ENZO
Enzo, 16 ans, est apprenti maçon à La Ciotat. Pressé par son père qui le voyait faire des études supérieures, le jeune homme cherche à échapper au cadre confortable mais étouffant de la villa familiale. C’est sur les chantiers, au contact de Vlad, un collègue ukrainien, qu’Enzo va entrevoir un nouvel horizon.
Critique du film
« Un film de Laurent Cantet, réalisé par Robin Campillo« . Ce carton marquera forcément les esprits cinéphiles dès l’ouverture, du film comme de la Quinzaine des Cinéastes, apportant une part d’affect supplémentaire à la découverte d’Enzo, dernier projet du lauréat de la Palme d’Or 2008, décédé il y a tout juste un an. Alors que Laurent Cantet se savait malade, son compagnon artistique, qui a eu pendant quelques années une position assez unique auprès de lui (il a monté six de ses films et co-écrit cinq), a poursuivi le projet tout en honorant « sa vision des conflits humains ».

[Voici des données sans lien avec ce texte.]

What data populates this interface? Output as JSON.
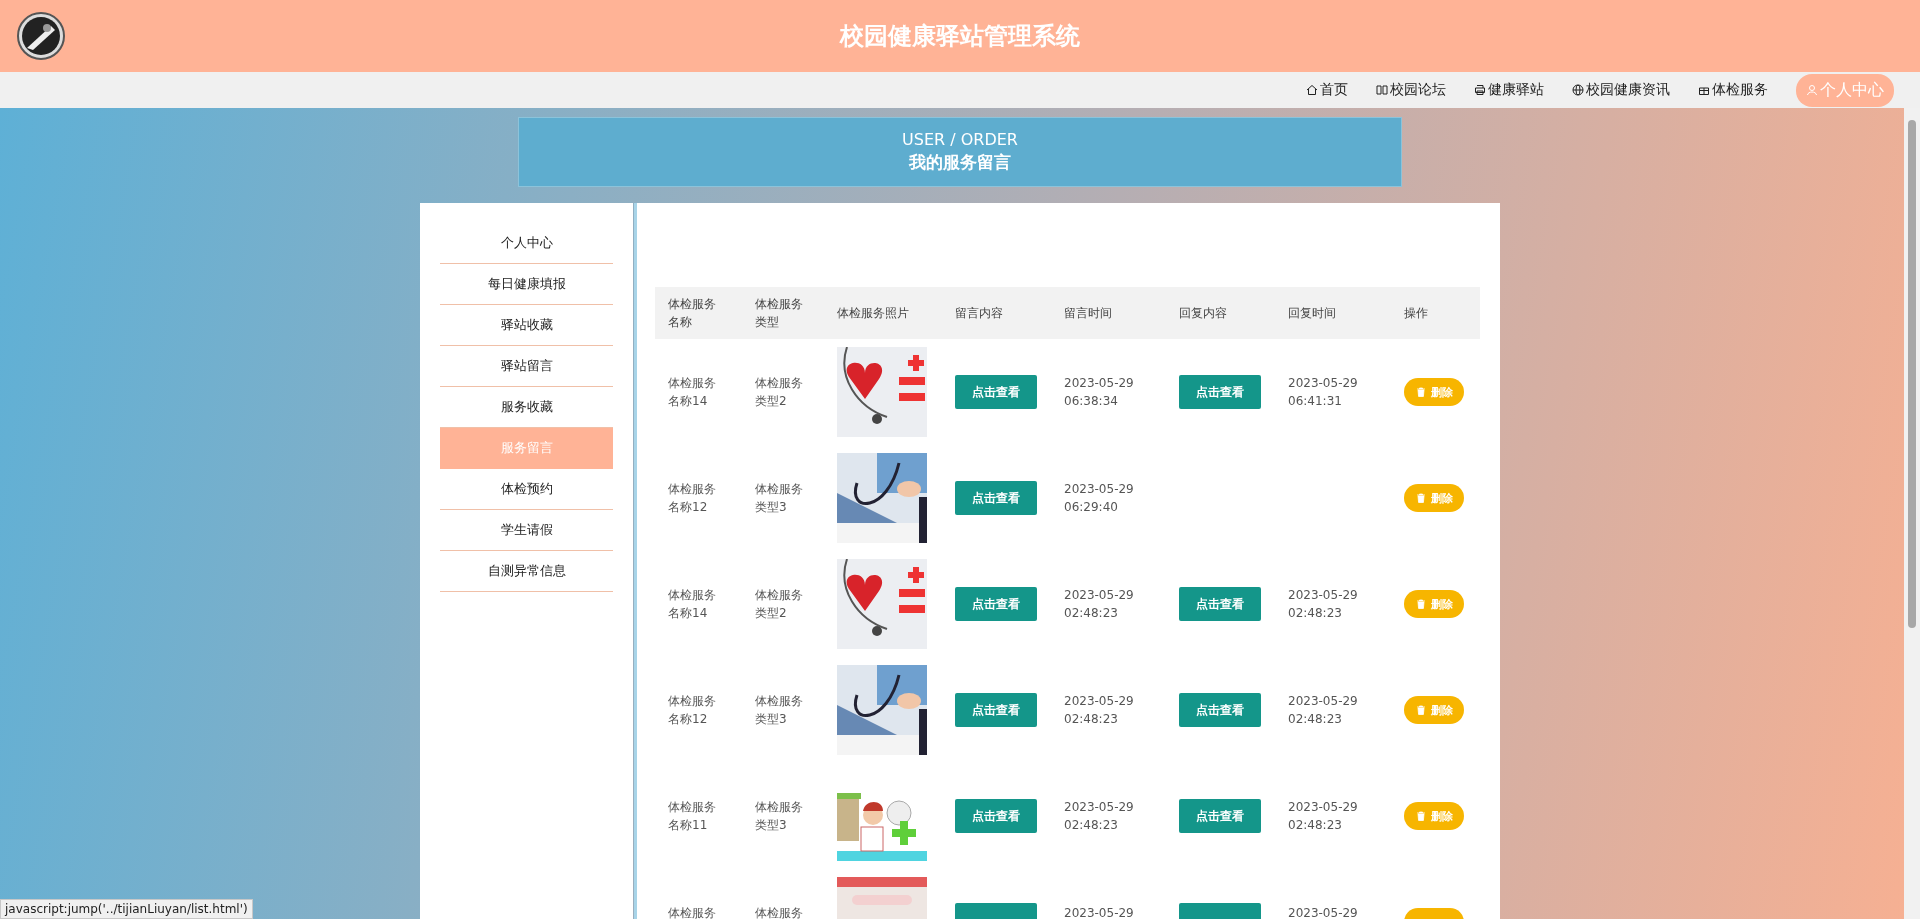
{
  "header": {
    "title": "校园健康驿站管理系统"
  },
  "nav": [
    {
      "label": "首页",
      "selected": false
    },
    {
      "label": "校园论坛",
      "selected": false
    },
    {
      "label": "健康驿站",
      "selected": false
    },
    {
      "label": "校园健康资讯",
      "selected": false
    },
    {
      "label": "体检服务",
      "selected": false
    },
    {
      "label": "个人中心",
      "selected": true
    }
  ],
  "banner": {
    "subtitle": "USER / ORDER",
    "title": "我的服务留言"
  },
  "sidebar": {
    "items": [
      {
        "label": "个人中心",
        "selected": false
      },
      {
        "label": "每日健康填报",
        "selected": false
      },
      {
        "label": "驿站收藏",
        "selected": false
      },
      {
        "label": "驿站留言",
        "selected": false
      },
      {
        "label": "服务收藏",
        "selected": false
      },
      {
        "label": "服务留言",
        "selected": true
      },
      {
        "label": "体检预约",
        "selected": false
      },
      {
        "label": "学生请假",
        "selected": false
      },
      {
        "label": "自测异常信息",
        "selected": false
      }
    ]
  },
  "table": {
    "columns": [
      "体检服务名称",
      "体检服务类型",
      "体检服务照片",
      "留言内容",
      "留言时间",
      "回复内容",
      "回复时间",
      "操作"
    ],
    "rows": [
      {
        "name": "体检服务名称14",
        "type": "体检服务类型2",
        "message_button": "点击查看",
        "message_time": "2023-05-29 06:38:34",
        "reply_button": "点击查看",
        "reply_time": "2023-05-29 06:41:31",
        "delete_button": "删除"
      },
      {
        "name": "体检服务名称12",
        "type": "体检服务类型3",
        "message_button": "点击查看",
        "message_time": "2023-05-29 06:29:40",
        "delete_button": "删除"
      },
      {
        "name": "体检服务名称14",
        "type": "体检服务类型2",
        "message_button": "点击查看",
        "message_time": "2023-05-29 02:48:23",
        "reply_button": "点击查看",
        "reply_time": "2023-05-29 02:48:23",
        "delete_button": "删除"
      },
      {
        "name": "体检服务名称12",
        "type": "体检服务类型3",
        "message_button": "点击查看",
        "message_time": "2023-05-29 02:48:23",
        "reply_button": "点击查看",
        "reply_time": "2023-05-29 02:48:23",
        "delete_button": "删除"
      },
      {
        "name": "体检服务名称11",
        "type": "体检服务类型3",
        "message_button": "点击查看",
        "message_time": "2023-05-29 02:48:23",
        "reply_button": "点击查看",
        "reply_time": "2023-05-29 02:48:23",
        "delete_button": "删除"
      },
      {
        "name": "体检服务",
        "type": "体检服务",
        "message_button": "",
        "message_time": "2023-05-29",
        "reply_button": "",
        "reply_time": "2023-05-29",
        "delete_button": ""
      }
    ]
  },
  "status_tooltip": "javascript:jump('../tijianLiuyan/list.html')"
}
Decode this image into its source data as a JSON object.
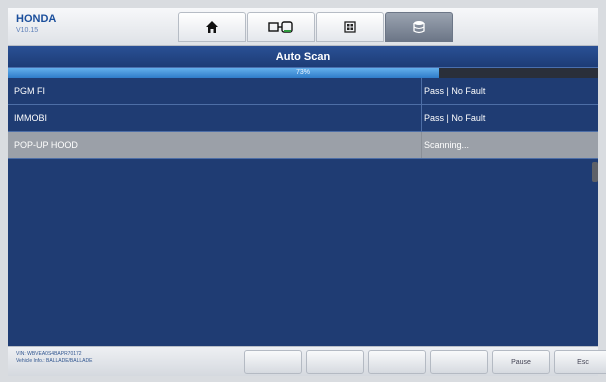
{
  "header": {
    "make": "HONDA",
    "version": "V10.15",
    "tabs": [
      {
        "icon": "home-icon",
        "active": false
      },
      {
        "icon": "vehicle-connector-icon",
        "active": false
      },
      {
        "icon": "grid-settings-icon",
        "active": false
      },
      {
        "icon": "database-icon",
        "active": true
      }
    ]
  },
  "main": {
    "title": "Auto Scan",
    "progress_percent": 73,
    "progress_label": "73%",
    "rows": [
      {
        "system": "PGM FI",
        "result": "Pass | No Fault",
        "selected": false
      },
      {
        "system": "IMMOBI",
        "result": "Pass | No Fault",
        "selected": false
      },
      {
        "system": "POP-UP HOOD",
        "result": "Scanning...",
        "selected": true
      }
    ]
  },
  "footer": {
    "vin_line": "VIN: WBVEA0S4BAPR70172",
    "vehicle_line": "Vehicle Info.: BALLADE/BALLADE",
    "buttons": [
      "",
      "",
      "",
      "",
      "Pause",
      "Esc"
    ]
  },
  "colors": {
    "panel": "#1f3c73",
    "selected_row": "#9ba0a8",
    "progress": "#3c8ad6"
  }
}
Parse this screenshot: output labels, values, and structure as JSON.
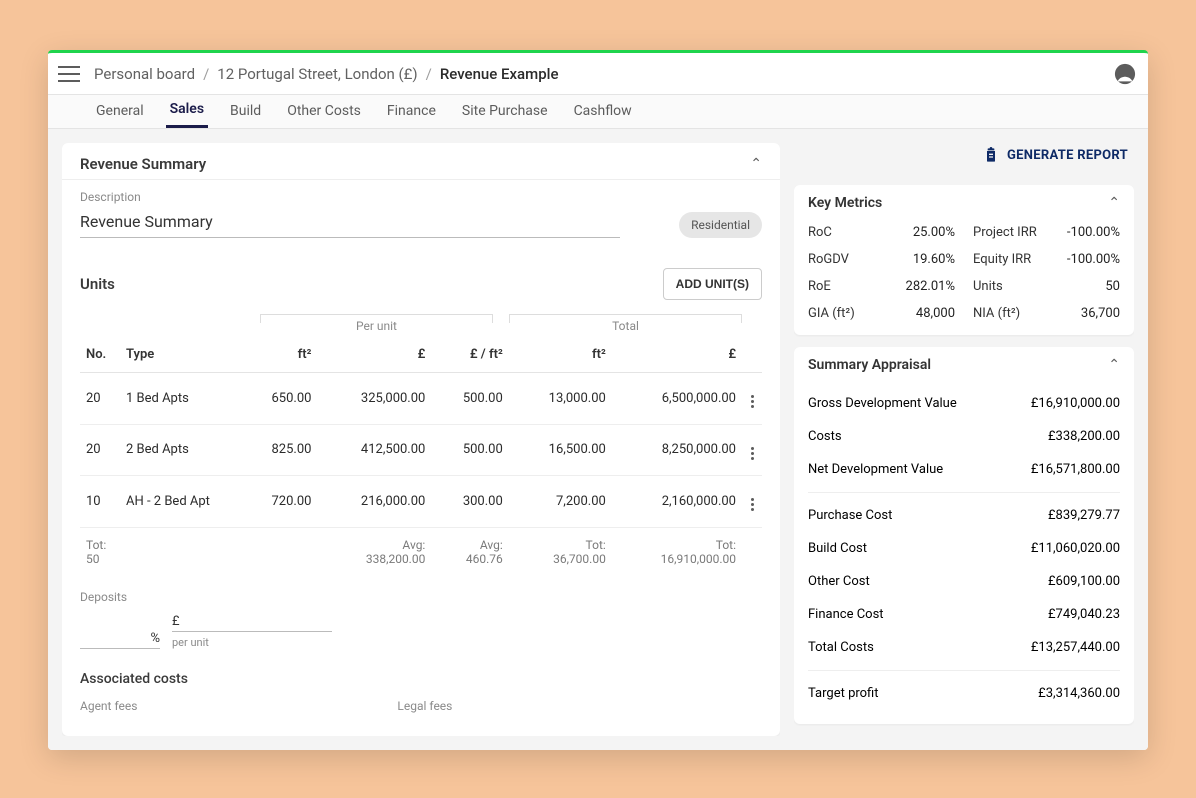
{
  "breadcrumbs": {
    "board": "Personal board",
    "project": "12 Portugal Street, London (£)",
    "page": "Revenue Example"
  },
  "tabs": [
    "General",
    "Sales",
    "Build",
    "Other Costs",
    "Finance",
    "Site Purchase",
    "Cashflow"
  ],
  "active_tab": "Sales",
  "revenue": {
    "section_title": "Revenue Summary",
    "description_label": "Description",
    "description_value": "Revenue Summary",
    "chip": "Residential"
  },
  "units": {
    "title": "Units",
    "add_button": "ADD UNIT(S)",
    "group_per_unit": "Per unit",
    "group_total": "Total",
    "headers": {
      "no": "No.",
      "type": "Type",
      "ft2": "ft²",
      "gbp": "£",
      "gbp_ft2": "£ / ft²",
      "tot_ft2": "ft²",
      "tot_gbp": "£"
    },
    "rows": [
      {
        "no": "20",
        "type": "1 Bed Apts",
        "ft2": "650.00",
        "gbp": "325,000.00",
        "gbp_ft2": "500.00",
        "tot_ft2": "13,000.00",
        "tot_gbp": "6,500,000.00"
      },
      {
        "no": "20",
        "type": "2 Bed Apts",
        "ft2": "825.00",
        "gbp": "412,500.00",
        "gbp_ft2": "500.00",
        "tot_ft2": "16,500.00",
        "tot_gbp": "8,250,000.00"
      },
      {
        "no": "10",
        "type": "AH - 2 Bed Apt",
        "ft2": "720.00",
        "gbp": "216,000.00",
        "gbp_ft2": "300.00",
        "tot_ft2": "7,200.00",
        "tot_gbp": "2,160,000.00"
      }
    ],
    "totals": {
      "no_label": "Tot:",
      "no_value": "50",
      "gbp_label": "Avg:",
      "gbp_value": "338,200.00",
      "gbp_ft2_label": "Avg:",
      "gbp_ft2_value": "460.76",
      "tot_ft2_label": "Tot:",
      "tot_ft2_value": "36,700.00",
      "tot_gbp_label": "Tot:",
      "tot_gbp_value": "16,910,000.00"
    }
  },
  "deposits": {
    "label": "Deposits",
    "pct_suffix": "%",
    "gbp_suffix": "£",
    "per_unit": "per unit"
  },
  "associated": {
    "title": "Associated costs",
    "agent": "Agent fees",
    "legal": "Legal fees"
  },
  "actions": {
    "generate_report": "GENERATE REPORT"
  },
  "key_metrics": {
    "title": "Key Metrics",
    "left": [
      {
        "k": "RoC",
        "v": "25.00%"
      },
      {
        "k": "RoGDV",
        "v": "19.60%"
      },
      {
        "k": "RoE",
        "v": "282.01%"
      },
      {
        "k": "GIA (ft²)",
        "v": "48,000"
      }
    ],
    "right": [
      {
        "k": "Project IRR",
        "v": "-100.00%"
      },
      {
        "k": "Equity IRR",
        "v": "-100.00%"
      },
      {
        "k": "Units",
        "v": "50"
      },
      {
        "k": "NIA (ft²)",
        "v": "36,700"
      }
    ]
  },
  "summary_appraisal": {
    "title": "Summary Appraisal",
    "block1": [
      {
        "k": "Gross Development Value",
        "v": "£16,910,000.00"
      },
      {
        "k": "Costs",
        "v": "£338,200.00"
      },
      {
        "k": "Net Development Value",
        "v": "£16,571,800.00"
      }
    ],
    "block2": [
      {
        "k": "Purchase Cost",
        "v": "£839,279.77"
      },
      {
        "k": "Build Cost",
        "v": "£11,060,020.00"
      },
      {
        "k": "Other Cost",
        "v": "£609,100.00"
      },
      {
        "k": "Finance Cost",
        "v": "£749,040.23"
      },
      {
        "k": "Total Costs",
        "v": "£13,257,440.00"
      }
    ],
    "block3": [
      {
        "k": "Target profit",
        "v": "£3,314,360.00"
      }
    ]
  }
}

Comme L’atelier, cet ultime film de Cantet se déroule à La Ciotat et réunit une troupe d’acteurs débutants autour de comédien·ne·s confirmé·e·s. Ici, Elodie Bouchez et Pierfrancesco Favino incarnent les parents de l’adolescent du titre, campé par le nouveau venu, Eloy Pohu. À travers ce personnage peu loquace et solitaire, Laurent Cantet souhaitait brosser le portrait d’un jeune apprenti qui sort de la trajectoire scolaire et de ses outils de contrôle de l’orientation (Parcoursup est clairement visé) et qui tente de se confronter à la brutalité du monde qui tranche avec son rang social, très privilégié. C’est ainsi qu’il découvre la réalité du travail ouvrier sur des chantiers de maçonnerie et la camaraderie auprès de ses collègues plus âgés, notamment au contact de Vlad et Miroslav, deux immigrés ukrainiens que leur patrie veut rappeler au front pour combattre l’ennemi russe.
Ancré dans notre inquiétante actualité, Enzo raconte le désarroi d’une jeunesse en quête de sens et d’avenir, alors que le dérèglement climatique, le contexte social en France et l’équilibre géopolitique du monde se dégradent à vue d’oeil. Comment, et surtout pourquoi devrait-il trouver sa voie et envisager l’avenir alors que celui-ci est si incertain ? Ainsi, c’est comme si les perspectives que lui offraient ses parents (un quotidien paisible, à profiter du soleil au bord d’une piscine, et un avenir assuré grâce à des écoles privées) devenait indécent. Pourtant, l’adolescent se contient, malgré un mal-être évident.
C’est en Vlad qu’il trouvera une échappatoire et une figure tutélaire troublante, avant de devenir progressivement l’objet de son désir. Le film emprunte alors des sentiers plus incertains, dans l’exploration de cette libido nouvelle, sans chercher à s’affirmer totalement. Mais ce désir d’Enzo envers Vlad est-il réellement sexuel, seulement érotique ou simplement une projection ? Longtemps le film n’y répond pas, ne cherche pas à statuer réellement – et c’est tout aussi bien – ce lien entre eux qui ne semble pas se limiter à des sentiments ou du désir. C’est comme si, finalement, Enzo cherchait avant tout un complice et un confident face à l’incertitude du présent, mais que cette relation, barrée de plusieurs obstacles, restera entravée par un certain masculinisme, les deux garçons étant bien incapables de verbaliser leur trouble et leur attachement, la pudeur se transformant bientôt en agressivité réciproque.
Présenté en ouverture de la Quinzaine des Cinéastes, ce drame initiatique qui explore les tensions entre héritage familial, émancipation personnelle et découverte de soi, ne trouve pas toujours la bonne tonalité, mais s’inscrit dans la continuité du cinéma social et humaniste des deux auteurs.